Hamilton

Mountain neighbourhood begins life without door-to-door mail

36,000 Mountain residents today had their first day visiting super mailboxes to get their mail. The fight against them goes on for some.

'I'm glad it's not on my lawn,' says Mountain resident

Brucedale Avenue has its fair share of super mailboxes, like this one, dotting the street. (Jeff Green/CBC)

After sit-in protests, stop-work orders, a proposed bylaw that was rejected by the courts and the arrest of a 69-year-old retiree, all was quiet on Brucedale Avenue Monday.

Yes, there were grumbling residents in the Mountain neighbourhood, made up mostly of bungalows and inhabited mostly — according to residents' own categorization — by old people.

Around the neighbourhood, residents were curiously checking out Canada Post's new super mailboxes around noon Monday, the first day they were told door-to-door delivery would cease to exist.

As Canada Post spokesperson Jon Hamilton put it: "They will join the 30,000 other Hamilton households that have been receiving mail in a community mailbox for decades."

Monday, Jack Berkeley was outside a neighbour's house, guarding the concrete footing meant for one of the last super mailboxes to be installed in the neighbourhood. It's the same location where Rick Davidson was arrested on Thursday  and charged with mischief for attempting to block contractors from installing the unit. 

"This is an old area," Berkeley, 69, said of his neighbourhood. He pointed to several neighbours who are well into their retirement years as examples of people who are "at risk" when they head down their front steps, let alone down the street to their community mailbox.

36,000 homes begin life without door-to-door mail service

Berkeley was able to stop a triple mailbox from going on his property on Brucedale, but it sent Canada Post contractors across the street to a neighbour's property — to the place where he was now standing guard.

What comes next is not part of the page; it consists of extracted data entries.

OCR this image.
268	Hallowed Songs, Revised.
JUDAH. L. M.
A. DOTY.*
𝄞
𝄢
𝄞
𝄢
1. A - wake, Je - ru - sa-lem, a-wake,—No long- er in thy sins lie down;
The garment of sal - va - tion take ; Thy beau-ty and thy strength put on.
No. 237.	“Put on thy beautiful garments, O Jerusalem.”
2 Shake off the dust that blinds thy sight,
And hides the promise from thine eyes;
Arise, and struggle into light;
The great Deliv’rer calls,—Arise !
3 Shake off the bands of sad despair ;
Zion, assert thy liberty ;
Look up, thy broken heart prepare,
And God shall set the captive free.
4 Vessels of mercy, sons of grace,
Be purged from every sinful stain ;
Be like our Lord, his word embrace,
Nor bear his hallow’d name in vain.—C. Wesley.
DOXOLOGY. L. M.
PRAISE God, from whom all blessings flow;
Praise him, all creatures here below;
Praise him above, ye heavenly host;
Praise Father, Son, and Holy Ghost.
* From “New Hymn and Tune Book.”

Canada Post said Monday's "transition date" marks the shift from door-to-door for 36,000 Hamilton Mountain residents.

But not all residents will lose the doorstep service.

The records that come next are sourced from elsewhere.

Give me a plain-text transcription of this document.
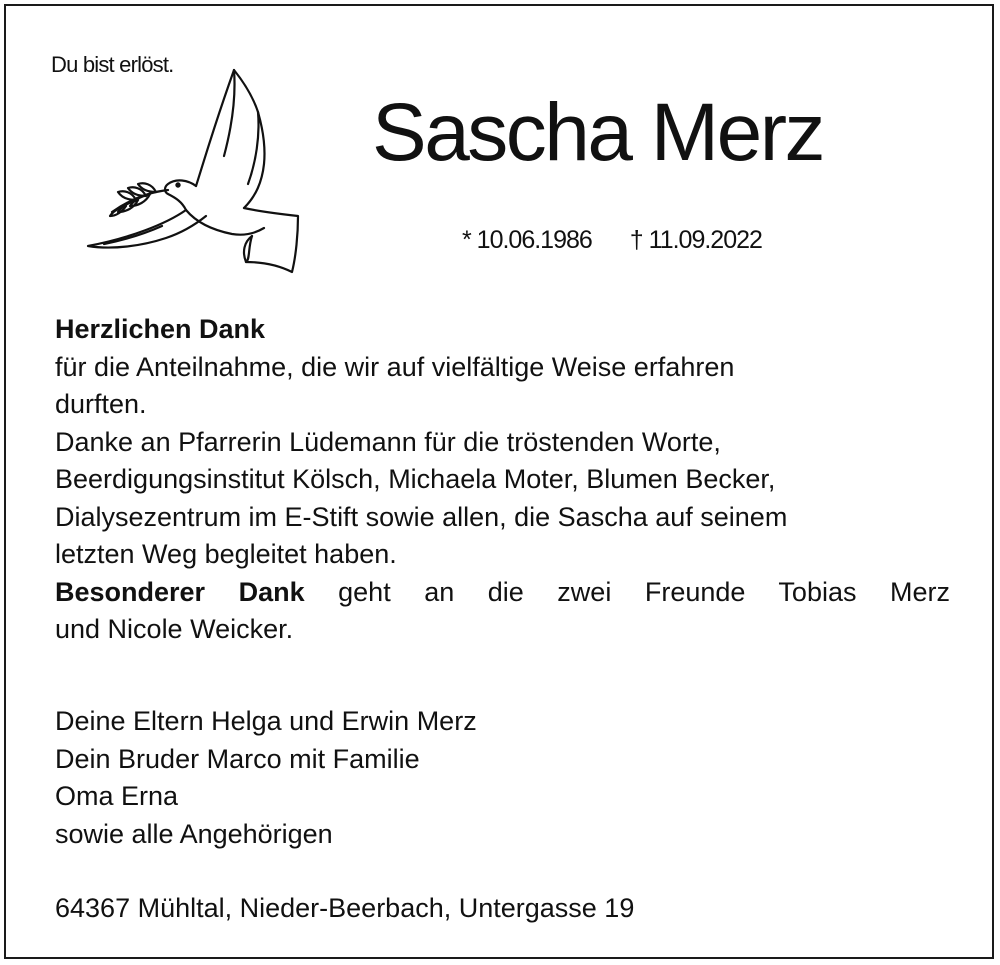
Du bist erlöst.
Sascha Merz
* 10.06.1986 † 11.09.2022

Herzlichen Dank

für die Anteilnahme, die wir auf vielfältige Weise erfahren

durften.

Danke an Pfarrerin Lüdemann für die tröstenden Worte,

Beerdigungsinstitut Kölsch, Michaela Moter, Blumen Becker,

Dialysezentrum im E-Stift sowie allen, die Sascha auf seinem

letzten Weg begleitet haben.

Besonderer Dank geht an die zwei Freunde Tobias Merz

und Nicole Weicker.

Deine Eltern Helga und Erwin Merz
Dein Bruder Marco mit Familie
Oma Erna
sowie alle Angehörigen
64367 Mühltal, Nieder-Beerbach, Untergasse 19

Evelyn Schwaom, 90, has been living in the neighbourhood for 65 years. She believes she's one of the last people to originally buy into the survey, and said Canada Post will deliver her mail once a week on Wednesdays.

Her home is adjacent to a superbox, near Crocket Street, but the recent stroke victim shared her concerns with Canada Post, who offered the weekly door-to-door service to compensate.

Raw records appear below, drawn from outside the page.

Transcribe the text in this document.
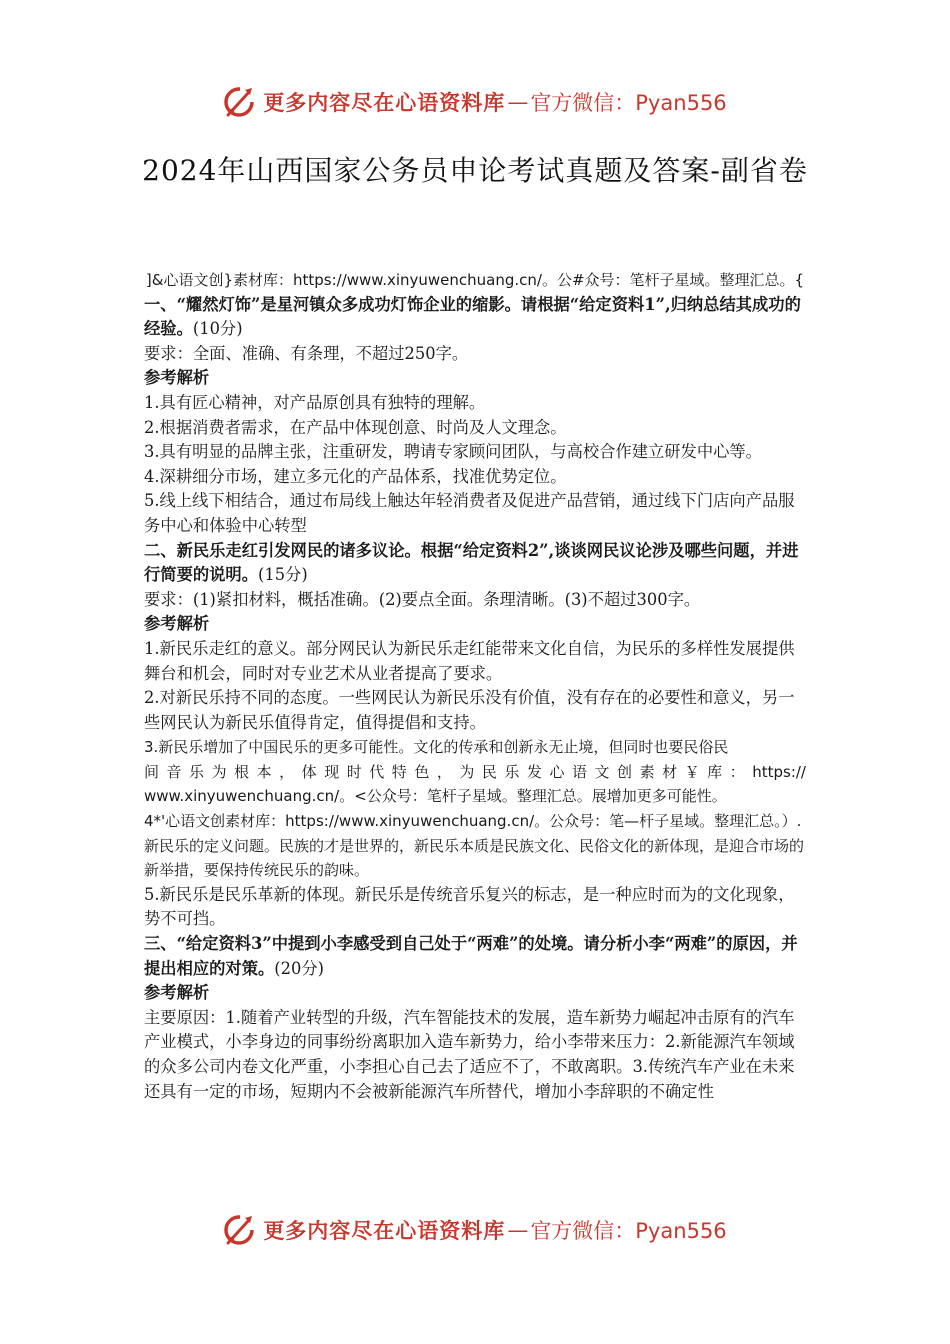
更多内容尽在心语资料库 — 官方微信：Pyan556
2024年山西国家公务员申论考试真题及答案-副省卷

]&心语文创}素材库：https://www.xinyuwenchuang.cn/。公#众号：笔杆子星域。整理汇总。{

一、“耀然灯饰”是星河镇众多成功灯饰企业的缩影。请根据“给定资料1”,归纳总结其成功的经验。(10分)

要求：全面、准确、有条理，不超过250字。

参考解析

1.具有匠心精神，对产品原创具有独特的理解。

2.根据消费者需求，在产品中体现创意、时尚及人文理念。

3.具有明显的品牌主张，注重研发，聘请专家顾问团队，与高校合作建立研发中心等。

4.深耕细分市场，建立多元化的产品体系，找准优势定位。

5.线上线下相结合，通过布局线上触达年轻消费者及促进产品营销，通过线下门店向产品服务中心和体验中心转型

二、新民乐走红引发网民的诸多议论。根据“给定资料2”,谈谈网民议论涉及哪些问题，并进行简要的说明。(15分)

要求：(1)紧扣材料，概括准确。(2)要点全面。条理清晰。(3)不超过300字。

参考解析

1.新民乐走红的意义。部分网民认为新民乐走红能带来文化自信，为民乐的多样性发展提供舞台和机会，同时对专业艺术从业者提高了要求。

2.对新民乐持不同的态度。一些网民认为新民乐没有价值，没有存在的必要性和意义，另一些网民认为新民乐值得肯定，值得提倡和支持。

3.新民乐增加了中国民乐的更多可能性。文化的传承和创新永无止境，但同时也要民俗民

间音乐为根本，体现时代特色，为民乐发心语文创素材￥库：https://

www.xinyuwenchuang.cn/。<公众号：笔杆子星域。整理汇总。展增加更多可能性。

4*'心语文创素材库：https://www.xinyuwenchuang.cn/。公众号：笔—杆子星域。整理汇总。）.新民乐的定义问题。民族的才是世界的，新民乐本质是民族文化、民俗文化的新体现，是迎合市场的新举措，要保持传统民乐的韵味。

5.新民乐是民乐革新的体现。新民乐是传统音乐复兴的标志，是一种应时而为的文化现象，势不可挡。

三、“给定资料3”中提到小李感受到自己处于“两难”的处境。请分析小李“两难”的原因，并提出相应的对策。(20分)

参考解析

主要原因：1.随着产业转型的升级，汽车智能技术的发展，造车新势力崛起冲击原有的汽车产业模式，小李身边的同事纷纷离职加入造车新势力，给小李带来压力：2.新能源汽车领域的众多公司内卷文化严重，小李担心自己去了适应不了，不敢离职。3.传统汽车产业在未来还具有一定的市场，短期内不会被新能源汽车所替代，增加小李辞职的不确定性

更多内容尽在心语资料库 — 官方微信：Pyan556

Her concern now turns to what will her front yard look like when people park to pick up their own mail, a neighbourhood already burdened by free parking hunters visiting the nearby Juravinski Hospital.

"We'll just have to wait and see," Schwaom said.

'It's going to save us money'

Down the street, Joe Poole, 75, isn't concerned.

"I don't have a problem with it," Poole said of the new super mailboxes. "It's going to save us money in the long run."

Ask him if he'd like one on his lawn, and there's a small smile out of the corner of his mount.

"I'm glad it's not on my lawn," Poole said.

Other residents, like Andy Herd, are more vocal about mailboxes.

"The feds just jammed it down our throat," Herd said of the mailboxes. "It's different if it's a brand new neighbourhood."

He said he mailed Canada Post early on about his concerns.

"I said what about the winter tme, the old people the ice on the sidewalks." said the 18-year resident of the neighbourhood.

"I just got a generic letter (back)," Herd said. "I think they threw it in the garbage."